Luther Gray: The Voice of the MSO

DAVID LEWELLEN

Tagged Under: MSO Notable, Staff, Ticketing

The way Luther Gray tells the story, he tried to talk the Milwaukee Symphony out of hiring him, but they insisted anyway.

Gray is now the patron services and group sales manager, in charge of the symphony’s in-house ticket operation. But 22 years ago, he was an aspiring college graduate who had made a good impression in a few MSO temp jobs while hoping for an offer from a big accounting firm. When a permanent position opened up in the box office, he was urged to apply. “The manager was telling me, ‘You’ll be great at this,’” Gray recalled, “and I’m like, ‘You want me on the phone telling people about Beethoven and Mozart?! I can’t do that! I don’t know that!”

Regardless, he got the job. An R&B and rap fan on his own time, he began attending MSO concerts, “and I could close my eyes and feel the music.
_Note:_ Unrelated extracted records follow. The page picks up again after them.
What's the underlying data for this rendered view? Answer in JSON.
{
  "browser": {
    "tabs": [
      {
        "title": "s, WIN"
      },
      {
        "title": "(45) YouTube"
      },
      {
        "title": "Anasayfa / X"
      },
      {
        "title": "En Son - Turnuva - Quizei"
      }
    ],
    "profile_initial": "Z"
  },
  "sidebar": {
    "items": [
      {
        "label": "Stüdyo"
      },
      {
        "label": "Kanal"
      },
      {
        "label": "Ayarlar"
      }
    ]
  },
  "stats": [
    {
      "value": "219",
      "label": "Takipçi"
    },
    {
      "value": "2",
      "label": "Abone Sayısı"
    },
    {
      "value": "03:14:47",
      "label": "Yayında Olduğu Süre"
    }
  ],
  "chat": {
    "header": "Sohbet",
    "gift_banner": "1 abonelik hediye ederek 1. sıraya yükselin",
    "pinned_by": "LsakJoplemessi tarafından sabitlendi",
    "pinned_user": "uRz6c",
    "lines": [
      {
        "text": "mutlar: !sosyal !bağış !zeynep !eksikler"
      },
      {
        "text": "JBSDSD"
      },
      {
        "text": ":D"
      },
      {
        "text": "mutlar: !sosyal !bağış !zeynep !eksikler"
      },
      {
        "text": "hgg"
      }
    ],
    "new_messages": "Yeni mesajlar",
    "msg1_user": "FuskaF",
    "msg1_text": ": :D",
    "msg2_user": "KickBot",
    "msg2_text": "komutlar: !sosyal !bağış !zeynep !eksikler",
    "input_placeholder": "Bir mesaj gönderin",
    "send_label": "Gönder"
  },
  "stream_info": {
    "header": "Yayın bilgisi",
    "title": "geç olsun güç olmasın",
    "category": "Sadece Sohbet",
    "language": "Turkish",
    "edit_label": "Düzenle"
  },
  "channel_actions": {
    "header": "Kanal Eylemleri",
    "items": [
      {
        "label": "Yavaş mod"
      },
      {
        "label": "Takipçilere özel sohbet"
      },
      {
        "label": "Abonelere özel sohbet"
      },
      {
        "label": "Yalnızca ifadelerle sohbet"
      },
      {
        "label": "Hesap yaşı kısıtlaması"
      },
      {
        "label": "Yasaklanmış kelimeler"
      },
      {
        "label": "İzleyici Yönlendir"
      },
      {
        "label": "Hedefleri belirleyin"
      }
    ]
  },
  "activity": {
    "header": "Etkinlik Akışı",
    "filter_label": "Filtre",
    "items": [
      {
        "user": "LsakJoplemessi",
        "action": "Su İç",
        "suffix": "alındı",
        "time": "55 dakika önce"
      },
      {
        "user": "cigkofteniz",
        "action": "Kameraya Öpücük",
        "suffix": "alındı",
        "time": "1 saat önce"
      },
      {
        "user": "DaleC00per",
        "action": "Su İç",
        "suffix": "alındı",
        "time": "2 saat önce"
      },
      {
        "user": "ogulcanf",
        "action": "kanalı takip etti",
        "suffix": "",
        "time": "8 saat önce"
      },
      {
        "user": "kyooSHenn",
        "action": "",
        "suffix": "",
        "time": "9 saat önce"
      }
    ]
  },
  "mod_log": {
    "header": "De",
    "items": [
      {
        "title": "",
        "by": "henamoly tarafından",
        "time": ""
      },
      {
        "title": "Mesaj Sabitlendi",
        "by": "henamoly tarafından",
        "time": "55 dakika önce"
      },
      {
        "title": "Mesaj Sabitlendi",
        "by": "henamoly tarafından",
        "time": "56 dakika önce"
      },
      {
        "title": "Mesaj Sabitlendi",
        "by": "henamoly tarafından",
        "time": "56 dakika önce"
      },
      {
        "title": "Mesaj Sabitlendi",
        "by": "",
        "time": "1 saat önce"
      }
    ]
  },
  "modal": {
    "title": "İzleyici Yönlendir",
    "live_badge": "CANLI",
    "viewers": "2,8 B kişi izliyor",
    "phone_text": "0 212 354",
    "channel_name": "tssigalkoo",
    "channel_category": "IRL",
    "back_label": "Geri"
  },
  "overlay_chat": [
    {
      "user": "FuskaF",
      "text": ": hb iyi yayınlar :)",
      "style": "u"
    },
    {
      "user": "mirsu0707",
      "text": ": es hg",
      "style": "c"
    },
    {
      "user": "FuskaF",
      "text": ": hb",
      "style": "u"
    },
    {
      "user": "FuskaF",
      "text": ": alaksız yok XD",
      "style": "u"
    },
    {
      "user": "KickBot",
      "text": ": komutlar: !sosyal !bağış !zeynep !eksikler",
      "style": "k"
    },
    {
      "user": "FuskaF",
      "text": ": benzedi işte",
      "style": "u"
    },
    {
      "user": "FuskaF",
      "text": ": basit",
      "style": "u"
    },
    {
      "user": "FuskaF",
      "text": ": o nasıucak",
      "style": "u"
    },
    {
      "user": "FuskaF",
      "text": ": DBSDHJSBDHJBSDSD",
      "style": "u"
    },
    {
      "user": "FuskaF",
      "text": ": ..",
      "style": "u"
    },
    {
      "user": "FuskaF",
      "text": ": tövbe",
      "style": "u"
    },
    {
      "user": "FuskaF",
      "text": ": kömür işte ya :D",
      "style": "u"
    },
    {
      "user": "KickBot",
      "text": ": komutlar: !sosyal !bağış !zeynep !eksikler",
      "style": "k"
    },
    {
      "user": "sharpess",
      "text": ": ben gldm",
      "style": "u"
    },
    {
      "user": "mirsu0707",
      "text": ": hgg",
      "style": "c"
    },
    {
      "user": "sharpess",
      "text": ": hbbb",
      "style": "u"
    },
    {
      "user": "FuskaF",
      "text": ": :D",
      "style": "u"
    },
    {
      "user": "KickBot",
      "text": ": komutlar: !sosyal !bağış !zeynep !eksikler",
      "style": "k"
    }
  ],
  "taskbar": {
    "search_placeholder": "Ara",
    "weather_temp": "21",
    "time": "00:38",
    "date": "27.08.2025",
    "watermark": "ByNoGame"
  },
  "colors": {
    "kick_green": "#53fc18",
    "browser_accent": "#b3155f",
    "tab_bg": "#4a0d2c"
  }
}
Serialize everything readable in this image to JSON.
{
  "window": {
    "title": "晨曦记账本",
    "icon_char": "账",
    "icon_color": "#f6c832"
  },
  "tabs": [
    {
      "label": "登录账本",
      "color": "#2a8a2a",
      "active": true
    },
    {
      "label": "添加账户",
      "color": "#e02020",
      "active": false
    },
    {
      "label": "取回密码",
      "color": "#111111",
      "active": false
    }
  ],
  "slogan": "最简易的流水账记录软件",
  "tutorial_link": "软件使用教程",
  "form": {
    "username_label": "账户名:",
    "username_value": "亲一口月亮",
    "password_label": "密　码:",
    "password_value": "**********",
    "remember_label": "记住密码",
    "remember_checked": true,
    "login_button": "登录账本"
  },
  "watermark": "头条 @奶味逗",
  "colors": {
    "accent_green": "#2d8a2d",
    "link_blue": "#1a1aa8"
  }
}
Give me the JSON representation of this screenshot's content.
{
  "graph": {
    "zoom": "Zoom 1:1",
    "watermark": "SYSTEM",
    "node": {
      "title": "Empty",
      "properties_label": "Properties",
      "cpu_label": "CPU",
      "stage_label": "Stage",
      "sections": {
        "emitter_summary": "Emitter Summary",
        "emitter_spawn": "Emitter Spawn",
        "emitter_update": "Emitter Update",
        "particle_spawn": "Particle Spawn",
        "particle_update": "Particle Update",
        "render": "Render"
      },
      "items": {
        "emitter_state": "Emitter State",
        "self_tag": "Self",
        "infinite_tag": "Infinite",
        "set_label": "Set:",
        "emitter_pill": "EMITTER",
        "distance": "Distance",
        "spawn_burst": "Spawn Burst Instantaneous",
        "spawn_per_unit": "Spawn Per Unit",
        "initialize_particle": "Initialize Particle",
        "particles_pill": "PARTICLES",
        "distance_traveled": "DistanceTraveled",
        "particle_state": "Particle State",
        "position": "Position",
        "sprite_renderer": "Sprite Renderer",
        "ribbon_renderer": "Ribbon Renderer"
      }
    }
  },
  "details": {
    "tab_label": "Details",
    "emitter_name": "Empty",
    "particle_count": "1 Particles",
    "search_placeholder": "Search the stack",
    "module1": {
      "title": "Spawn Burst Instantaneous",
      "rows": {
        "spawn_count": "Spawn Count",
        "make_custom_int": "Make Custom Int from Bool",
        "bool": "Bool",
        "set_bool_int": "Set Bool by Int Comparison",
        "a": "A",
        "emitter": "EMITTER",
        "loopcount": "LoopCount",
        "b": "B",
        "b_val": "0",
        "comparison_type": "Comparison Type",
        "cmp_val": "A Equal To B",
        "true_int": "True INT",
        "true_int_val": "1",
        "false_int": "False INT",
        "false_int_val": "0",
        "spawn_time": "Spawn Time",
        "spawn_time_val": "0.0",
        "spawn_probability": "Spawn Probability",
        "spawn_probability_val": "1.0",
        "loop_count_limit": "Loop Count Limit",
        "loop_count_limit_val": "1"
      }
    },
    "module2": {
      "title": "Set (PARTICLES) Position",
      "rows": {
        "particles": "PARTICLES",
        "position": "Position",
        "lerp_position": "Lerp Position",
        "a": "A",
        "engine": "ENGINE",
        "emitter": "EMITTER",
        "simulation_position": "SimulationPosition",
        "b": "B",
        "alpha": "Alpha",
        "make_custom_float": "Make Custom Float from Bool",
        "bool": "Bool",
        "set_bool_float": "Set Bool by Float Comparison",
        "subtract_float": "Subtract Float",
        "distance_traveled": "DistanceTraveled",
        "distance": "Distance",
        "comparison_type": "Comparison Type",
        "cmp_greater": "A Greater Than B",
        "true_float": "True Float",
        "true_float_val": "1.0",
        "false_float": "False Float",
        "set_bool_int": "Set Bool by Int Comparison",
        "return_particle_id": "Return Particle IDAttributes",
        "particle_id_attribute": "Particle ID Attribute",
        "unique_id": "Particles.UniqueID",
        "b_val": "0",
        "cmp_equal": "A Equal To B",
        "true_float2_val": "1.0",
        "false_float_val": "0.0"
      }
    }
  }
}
I had never felt that before. And I could see what they were talking about.”

As director of group sales, one of Gray’s responsibilities is to make sales calls at retirement homes. “Sometimes people overlook the elderly,” he said. “I try to pump them up. I tell them that a concert is going to change their life.” For something like this weekend’s Rhapsody on a Theme of Paganini by Rachmaninoff (one of Gray’s favorite composers), “you’re going to feel it. You can’t not feel it.” He tells people about his own classical journey and concludes, “You need to do it, for no other reason than to uplift your own self. You have meaning. You may not be what you once were, but you always want to feel alive. Music matters. You matter.”

For decades, Gray has been the MSO’s voice on the phone, the guy who straightens out seating requests, calms angry customers, and makes recommendations. What concert would my son enjoy? Where will we park? What restaurant do you recommend? What section of the Marcus Center has the best sound?

“Everyone knows Luther,” said Jennifer Samuelson, the MSO’s director of marketing. “People light up when they talk about him, and they’re excited to see him face to face. He’s such a warm, sunny, smart guy. We’re really blessed to have him as one of the faces of the organization.”

Gray also has to manage the sale of seats in three or four different venues during normal business hours, and coordinate with those venues on concert nights to make sure that everything runs smoothly. If tickets for the live soundtrack performance of “The Empire Strikes Back” are on sale at websites of both the MSO and the Riverside Theater, Gray has make sure the same ticket doesn’t get sold twice.

In that sense, his job will get easier once the orchestra moves into the Warner Grand Theater in September 2020. But running the box office for a venue that the symphony owns, and that it has to staff at all hours, will be a new challenge. Gray says he is already going to Marcus Center staff for advice to make sure the transition goes smoothly.

Once a season has been set, Gray helps to divide the concerts into subscription series, trying to balance out the pianists, the violinists, the choral concerts – and next season, the debut of new music director Ken-David Masur, who will have to be on every series at least once. If customers say, “I like four concerts in the B series and three in the A,” box office workers will encourage them to buy the B series and do exchanges into the other concerts. “We have a very, very flexible exchange policy when you’re a subscriber,” Gray said.

Ticket sales via the internet now make up over 35 percent of the MSO’s total volume. Does that make less work for the box office staff? “You’d think,” Gray says with a rueful laugh. Many online ticket buyers may still need assistance, and for slightly more complicated matters such as exchanges, patrons still prefer to talk to a real person on the phone.

That means that Gray and his coworkers have developed personal connections with many audience members; it even extends to getting cookies in the office sometimes. “People say, ‘Luther, you took care of me years ago and you’re my guy,’” Gray says, “but I also remember how that person was ready to bite my head off.” When customers are unhappy, “they want you to listen to them. So I listen all the way through, without interrupting. Let’s walk through what the issue is. By the end of the conversation, they get it. I love challenges. The goal is to make the customer happy at the end of the call, but to do what I need to for the symphony.”